Geçen yıl 6 Şubat’ta meydana gelen, Kahramanmaraş Pazarcık ve Elbistan merkezli, 11 ilimizi etkileyen depremlerin üzerinden tam 1 yıl geçtiğini belirten Saadet Partisi Genel Başkanvekili Sabri Tekir, "Acılarımız hala taze. Yüreğimiz hala yanıyor. Yitirdiğimiz canları hatırlamamak mümkün değildir. Ancak, şehirlerimizdeki yıkımı gördükçe de kalbimiz sızlıyor. Depremde binlerce vatandaşımız hayatını kaybetti. Hayatını kaybeden vatandaşlarımıza bir kez daha Allah’tan rahmet, yakınlarına sabır ve başsağlığı diliyoruz." şeklinde konuştu.

"Afet yönetiminde büyük eksikliklerimizin olduğunu acı bir şekilde tecrübe ettik"

6 Şubat depremlerinde kayıpların olduğu, on binlerce vatandaşın yaralandığı ve yüz binlerce vatandaşın maddi, manevi olarak yıkıma uğradığını vugulayan Tekir, "Kayıplarımızı telafi edebilme gücümüz elbette sınırlı. Ancak, en azından yaralarımızı sarma hususunda hem devlet, hem toplum olarak daha duyarlı olabiliriz. Olmalıyız da. Deprem öncesi hazırlıklarda, deprem sırasındaki ve sonrasındaki müdahalelerde ve afet yönetiminde büyük eksikliklerimiz oldu. Bu nedenle depremi daha acı şekilde yaşadık ve tecrübe ettik. Şehirlerimizi inşa ettik; imar planlarını yaptık; ancak rant daha cazip, daha tatlı geldi ve deprem gerçeğini tamamen göz ardı ettik. Böylece, haksız kazanç ve yeterli duyarlı olmayışımızın acı gerçeği ile karşılaşmış olduk. Halbuki, “imar” bir yerin yaşanabilir hale getirilmesi, demekti. Depremin yaşandığı yerlerde ise tersi oldu. Allah, insanımızı tekrar bu tür afetlerle karşılaşmaktan korusun." dedi.

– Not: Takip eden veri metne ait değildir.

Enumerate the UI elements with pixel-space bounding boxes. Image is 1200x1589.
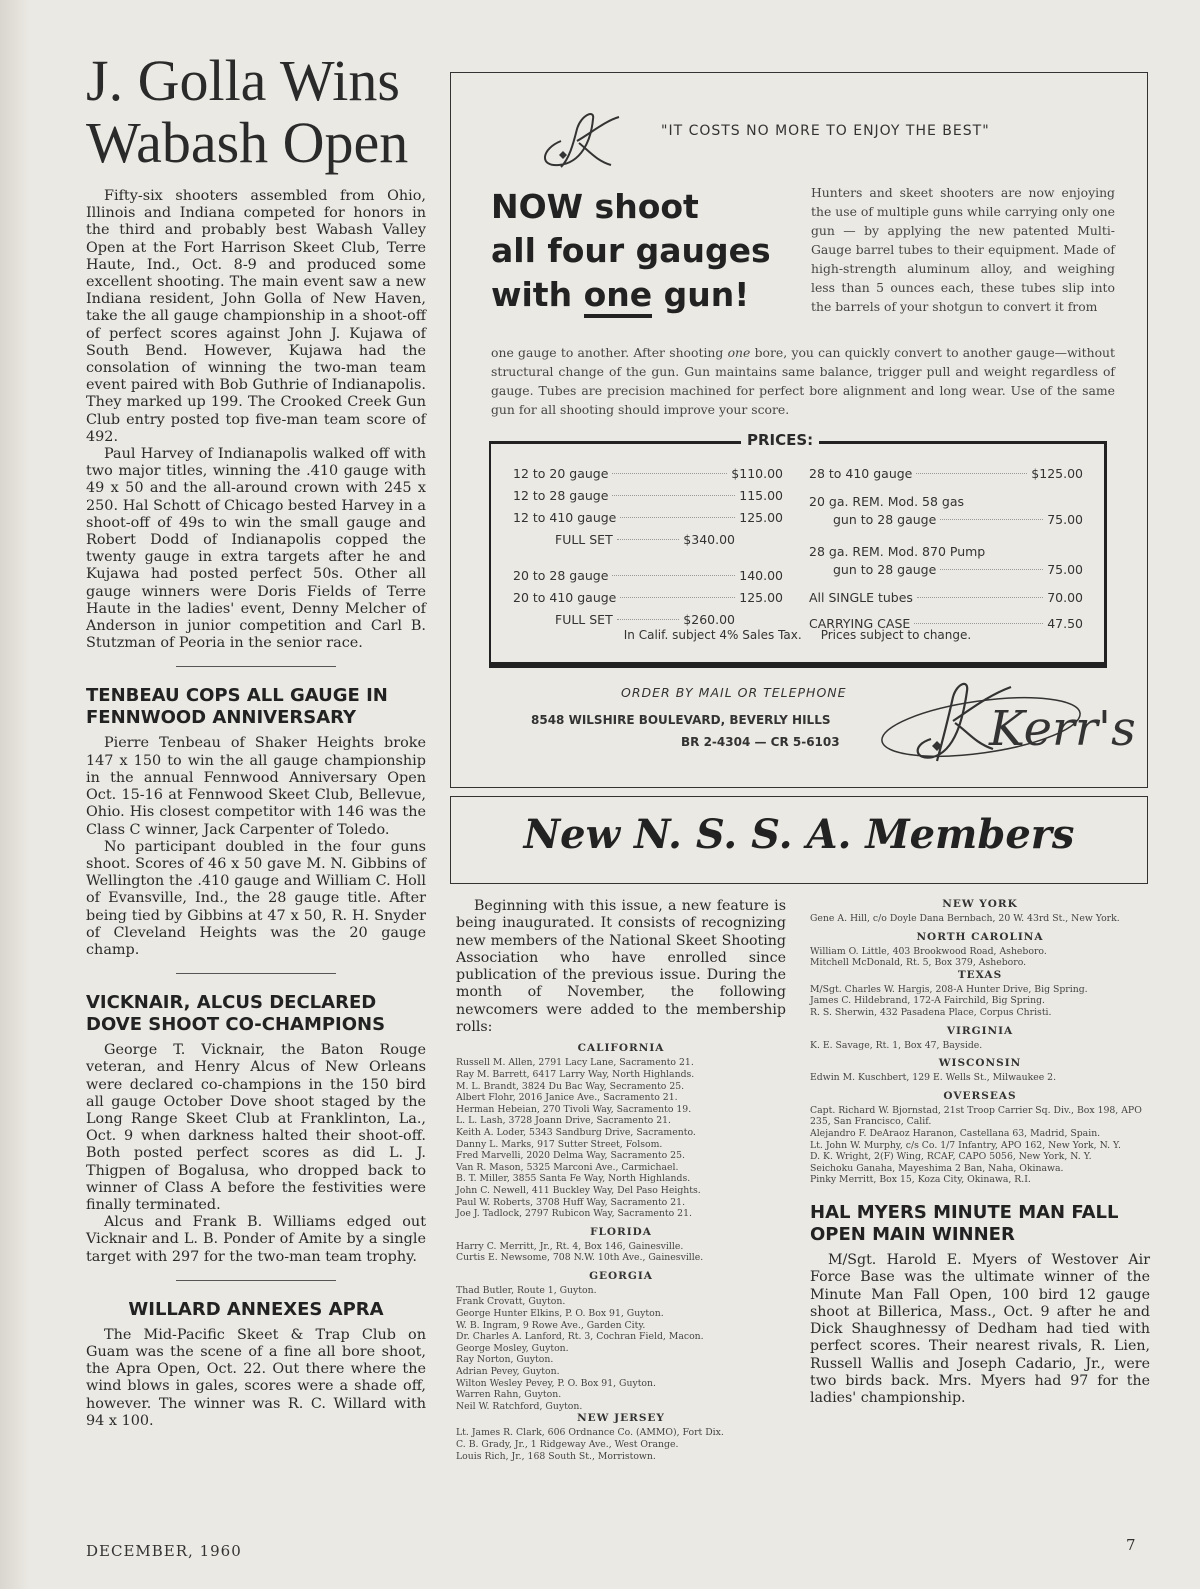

Tekir, rantı değil insanı önceleyen bir yönetimin mümkün olduğunu ifade ederek " Düzce ve Gölcük’te yaşanan 99 depremleri bir milat olmalıydı, ne yazık ki olmadı, olamadı. Van, Elazığ ve İzmir depremleri bir milat olmalıydı, maalesef yine olmadı, olamadı. Deprem nedeniyle getirilen vergilerden sağlanan gelirler, maalesef amacına uygun kullanılamadı. Diyoruz ki, en azından 6 Şubat depremleri ülkemiz için artık gerçekten bir milat olmalıdır. Ülke olarak, topyekun bir zihniyet değişimine ihtiyacımız vardır! Şehirlerimiz betondan nefes alamaz hale gelmiştir. Şehirlerimizi bu hale getiren ilkel, bencil, gayr-i medeni, görgüsüz, sorumsuz ve vahşi anlayış son bulmalıdır. 31 Mart yerel seçimleri, bu anlamda yeni bir dönemin başlangıç tarihi olmalıdır. Rantı değil insanı önceleyen bir yönetim her zaman mümkündür." diye konuştu.

" Limanlarımızdan hala İsrail’e her gün gemiler gidip geliyor" diyen Tekir, şu ifadelere yer verdi:

"Dün Miraç Gecesinde hep birlikte ellerimizi açıp zalimlere lanet ettik. Mazlum Filistin halkı için Cenab-ı Hak’tan yardım diledik. Peki, limanlarımızdan hala gidip gelen gemiler için söyleyecek sözümüz de mi yok? 7 Ekim’den bu yana, tüm dünyanın gözü önünde; 27 binden fazla kardeşimiz şehit edildi, bunların en az 12 bini daha çocuk yaşlarda! 100 bine yakın kardeşimiz de İsrail’in saldırılarında yaralandı. Günde ortalama 10 çocuğun bacağı kesiliyor! Böyle bir vahşet düşünebiliyor musunuz? On binlerce ev tarumar edildi. Binlerce kayıp var. 1 milyondan fazla insan suya ve gıdaya erişemiyor. Bu şartlar altında limanlarımızdan her gün gemiler İsrail’e hala gidip gelmeye devam ediyor!"